Matt and Margaret bought the farm themselves in 2000 and put an easement on it. The owner had let the fields, two horse stables and the house, deteriorate – she had landed with a 114-acre farm, unable to sell it, unable to profit from a horse operation.

“I don’t intend to get involved,” Margaret said at the beginning, expecting tenants to run the operation.

But there was “the Evil Tenant,” and a years-long dispute about rent and boarding horses. And a couple from Tennessee arrived to back their Arabians. The tenant arrived as the owners tried to round up their horses.

“She ranted and raved and called the police,” Margaret wrote. “... She threatened me with all the venom in her tiny, shriveled heart and threw buckets and halters, anything she could find to distract the horses.” When time ran out for her to occupy the farm legally, the tenant left.

The next summer, Allie arrived and she is the part of the story that ties incidents throughout Margaret’s life together. Allie’s life, wrapped around memories, is the focus of the book.

“That’s the prettiest horse I have ever seen,” Margaret marveled, when she arrived. And Allie had a white heart on her forehead.

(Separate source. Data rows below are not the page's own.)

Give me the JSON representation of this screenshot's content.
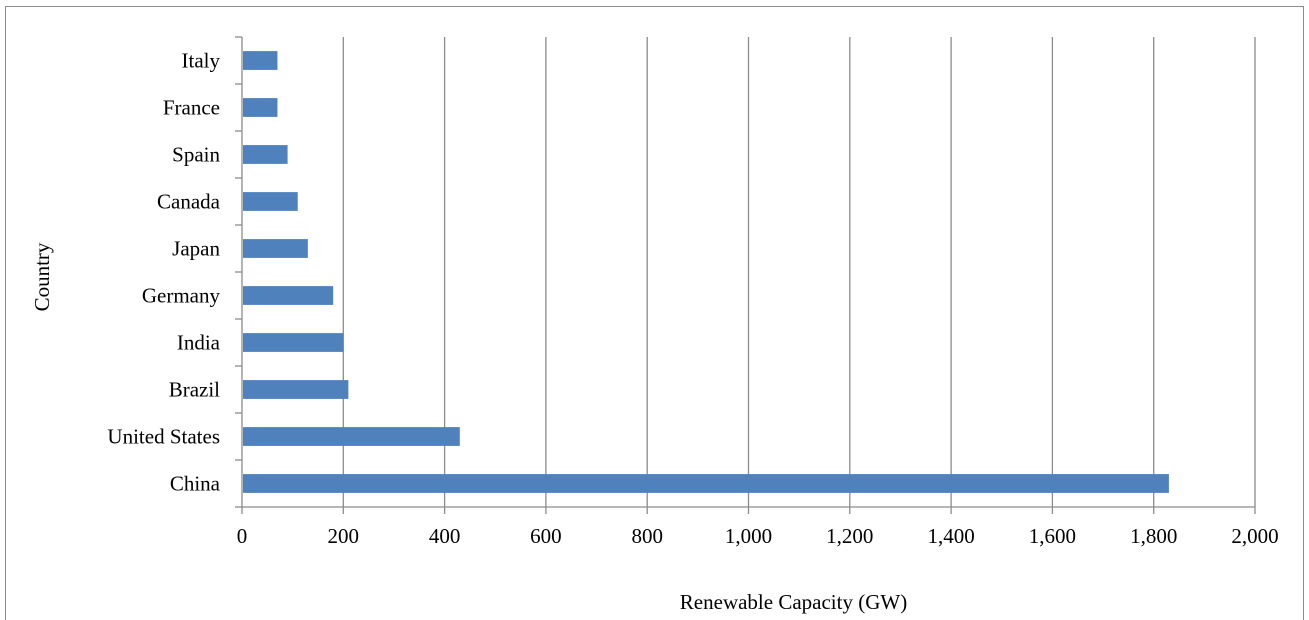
{
  "chart_data": {
    "type": "bar",
    "orientation": "horizontal",
    "categories": [
      "China",
      "United States",
      "Brazil",
      "India",
      "Germany",
      "Japan",
      "Canada",
      "Spain",
      "France",
      "Italy"
    ],
    "values": [
      1830,
      430,
      210,
      200,
      180,
      130,
      110,
      90,
      70,
      70
    ],
    "xlabel": "Renewable Capacity (GW)",
    "ylabel": "Country",
    "xlim": [
      0,
      2000
    ],
    "x_ticks": [
      0,
      200,
      400,
      600,
      800,
      1000,
      1200,
      1400,
      1600,
      1800,
      2000
    ],
    "x_tick_labels": [
      "0",
      "200",
      "400",
      "600",
      "800",
      "1,000",
      "1,200",
      "1,400",
      "1,600",
      "1,800",
      "2,000"
    ],
    "grid": "vertical",
    "legend": "none",
    "bar_color": "#4f81bd",
    "grid_color": "#8c8c8c"
  }
}
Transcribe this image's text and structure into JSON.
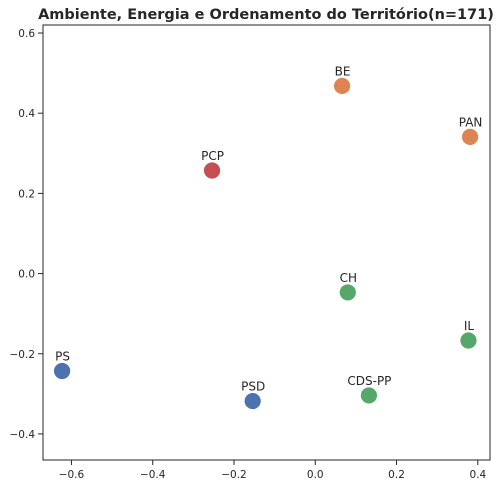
{
  "chart_data": {
    "type": "scatter",
    "title": "Ambiente, Energia e Ordenamento do Território(n=171)",
    "xlabel": "",
    "ylabel": "",
    "xlim": [
      -0.67,
      0.43
    ],
    "ylim": [
      -0.465,
      0.62
    ],
    "xticks": [
      -0.6,
      -0.4,
      -0.2,
      0.0,
      0.2,
      0.4
    ],
    "xtick_labels": [
      "−0.6",
      "−0.4",
      "−0.2",
      "0.0",
      "0.2",
      "0.4"
    ],
    "yticks": [
      -0.4,
      -0.2,
      0.0,
      0.2,
      0.4,
      0.6
    ],
    "ytick_labels": [
      "−0.4",
      "−0.2",
      "0.0",
      "0.2",
      "0.4",
      "0.6"
    ],
    "grid": false,
    "points": [
      {
        "label": "BE",
        "x": 0.066,
        "y": 0.468,
        "color": "#dd8452"
      },
      {
        "label": "PAN",
        "x": 0.381,
        "y": 0.341,
        "color": "#dd8452"
      },
      {
        "label": "PCP",
        "x": -0.254,
        "y": 0.257,
        "color": "#c44e52"
      },
      {
        "label": "CH",
        "x": 0.08,
        "y": -0.047,
        "color": "#55a868"
      },
      {
        "label": "IL",
        "x": 0.377,
        "y": -0.167,
        "color": "#55a868"
      },
      {
        "label": "PS",
        "x": -0.623,
        "y": -0.243,
        "color": "#4c72b0"
      },
      {
        "label": "PSD",
        "x": -0.154,
        "y": -0.318,
        "color": "#4c72b0"
      },
      {
        "label": "CDS-PP",
        "x": 0.132,
        "y": -0.304,
        "color": "#55a868"
      }
    ]
  }
}
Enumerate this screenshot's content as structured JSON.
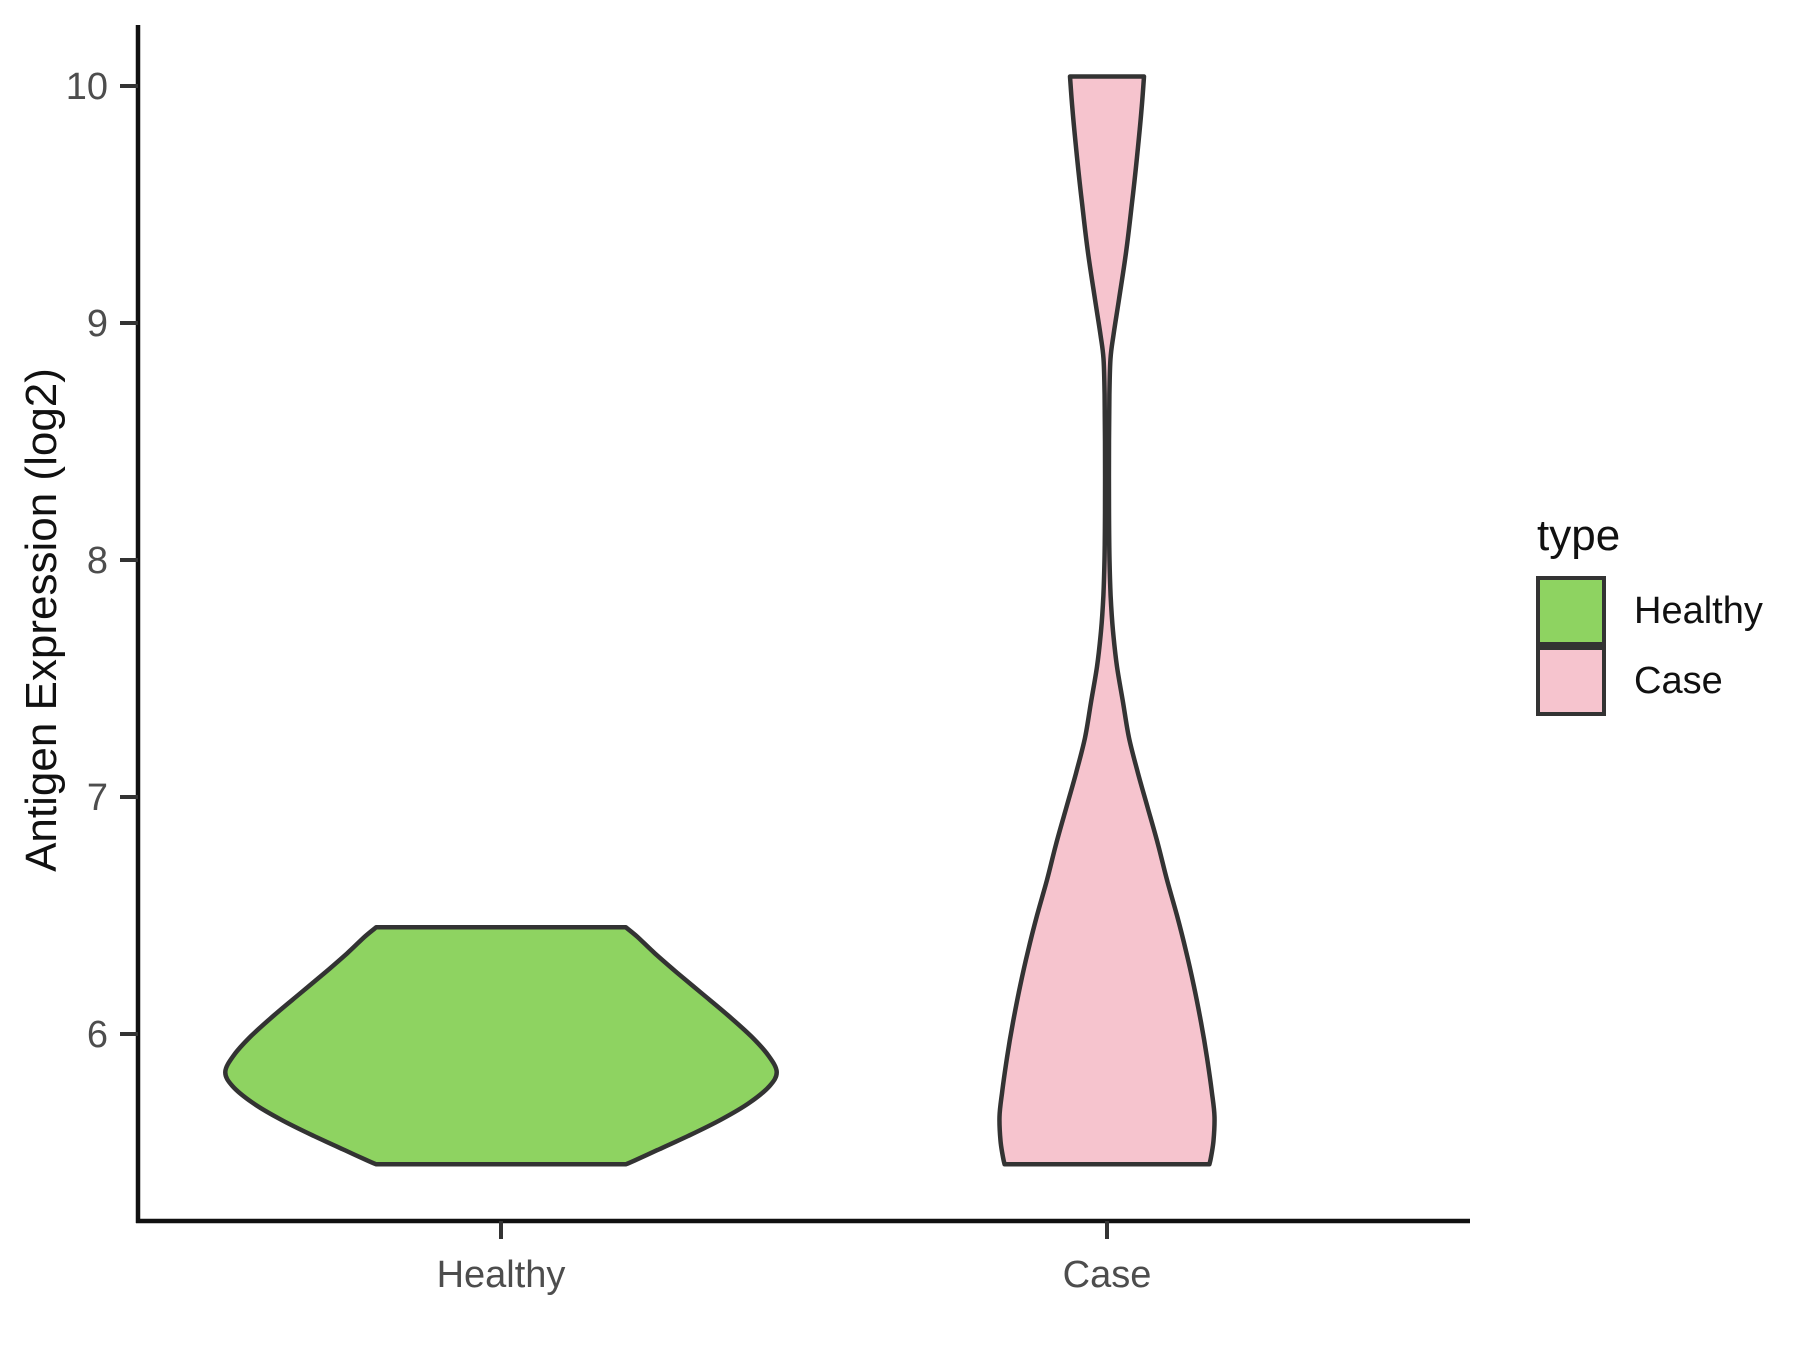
{
  "chart_data": {
    "type": "violin",
    "title": "",
    "xlabel": "",
    "ylabel": "Antigen Expression (log2)",
    "categories": [
      "Healthy",
      "Case"
    ],
    "y_axis": {
      "ticks": [
        10,
        9,
        8,
        7,
        6
      ],
      "range_shown": [
        5.2,
        10.26
      ],
      "grid": "off"
    },
    "legend": {
      "title": "type",
      "position": "right",
      "entries": [
        {
          "label": "Healthy",
          "color": "#8ed361"
        },
        {
          "label": "Case",
          "color": "#f6c4ce"
        }
      ]
    },
    "style": {
      "outline_color": "#333333",
      "outline_width": 4.5,
      "axis_line_color": "#111111",
      "tick_mark_color": "#333333",
      "tick_label_color": "#4d4d4d",
      "background": "#ffffff"
    },
    "series": [
      {
        "name": "Healthy",
        "category": "Healthy",
        "fill": "#8ed361",
        "min": 5.45,
        "max": 6.45,
        "peak_density_at": 5.84,
        "profile": [
          [
            6.45,
            0.206
          ],
          [
            6.41,
            0.225
          ],
          [
            6.34,
            0.254
          ],
          [
            6.26,
            0.29
          ],
          [
            6.17,
            0.332
          ],
          [
            6.08,
            0.374
          ],
          [
            5.99,
            0.413
          ],
          [
            5.91,
            0.441
          ],
          [
            5.84,
            0.455
          ],
          [
            5.78,
            0.443
          ],
          [
            5.71,
            0.41
          ],
          [
            5.64,
            0.364
          ],
          [
            5.57,
            0.309
          ],
          [
            5.51,
            0.258
          ],
          [
            5.47,
            0.224
          ],
          [
            5.45,
            0.206
          ]
        ]
      },
      {
        "name": "Case",
        "category": "Case",
        "fill": "#f6c4ce",
        "min": 5.45,
        "max": 10.04,
        "peak_density_at": 5.65,
        "profile": [
          [
            10.04,
            0.061
          ],
          [
            9.9,
            0.057
          ],
          [
            9.7,
            0.0495
          ],
          [
            9.5,
            0.041
          ],
          [
            9.3,
            0.0316
          ],
          [
            9.1,
            0.0198
          ],
          [
            8.95,
            0.0107
          ],
          [
            8.85,
            0.0058
          ],
          [
            8.7,
            0.004
          ],
          [
            8.5,
            0.0033
          ],
          [
            8.2,
            0.0033
          ],
          [
            8.0,
            0.0041
          ],
          [
            7.85,
            0.006
          ],
          [
            7.7,
            0.0099
          ],
          [
            7.55,
            0.0165
          ],
          [
            7.4,
            0.0264
          ],
          [
            7.25,
            0.0363
          ],
          [
            7.1,
            0.0512
          ],
          [
            6.95,
            0.0677
          ],
          [
            6.8,
            0.0842
          ],
          [
            6.65,
            0.099
          ],
          [
            6.5,
            0.1155
          ],
          [
            6.35,
            0.1304
          ],
          [
            6.2,
            0.1436
          ],
          [
            6.05,
            0.1551
          ],
          [
            5.9,
            0.165
          ],
          [
            5.75,
            0.1733
          ],
          [
            5.65,
            0.1774
          ],
          [
            5.55,
            0.1757
          ],
          [
            5.48,
            0.1716
          ],
          [
            5.45,
            0.169
          ]
        ]
      }
    ]
  }
}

She was six years old and retired from racing. Her owner placed Allie on the farm while he underwent surgery and then he gave the horse to the farm to pay for Allie’s board.

“The Parables of Sunlight” follows Margaret in the beginning as she adjusts to her new life of farm ownership, and later, dealing with the questionable gift of an abandoned and nervous race horse. Margaret rode Allie after many months – the horse had been spooked and never lost her cautious behavior.

“Horses live a long time,” Margaret, thinking of practicality, said as we talked this week. “It was crazy of me but she opened my heart.” Allie died at age 24, after a leg injury.

Margaret touches on the healing power of animals. She had Allie to walk beside her to comfort her while her mother battled Alzheimer’s disease.

“I belonged in my family,” Margaret muses in the book. “I understand there are many who don’t feel this way, who never sensed that they fit with the people with whom they spent their early years. I’m fortunate to have felt that I was meant to live among the members of my tribe.”

“The Parables of Sunlight” is filled with animal stories – owls, squirrels, many birds, dogs and cats. It will appeal to anyone who has ever loved an animal, land, or a community. Written in Margaret’s lighthearted, easy style, it is a pleasure to read, and inspirational.

Illustrations by Glenn Harrington open every chapter and a Harrington painting of Margaret and Allie adorns the cover.

“When hard times come, I think we go wrong in saying, ‘This shouldn’t be happening,’” Dulaney says. “Because it is happening, and we must find our way through. Our greatest work is in our willingness to walk alongside one another through difficult times.”

“The Parables of Sunlight” by Margaret Dulaney is available at Amazon.com, Bookshop.org, Barnesandnoble.com and local bookshops by request.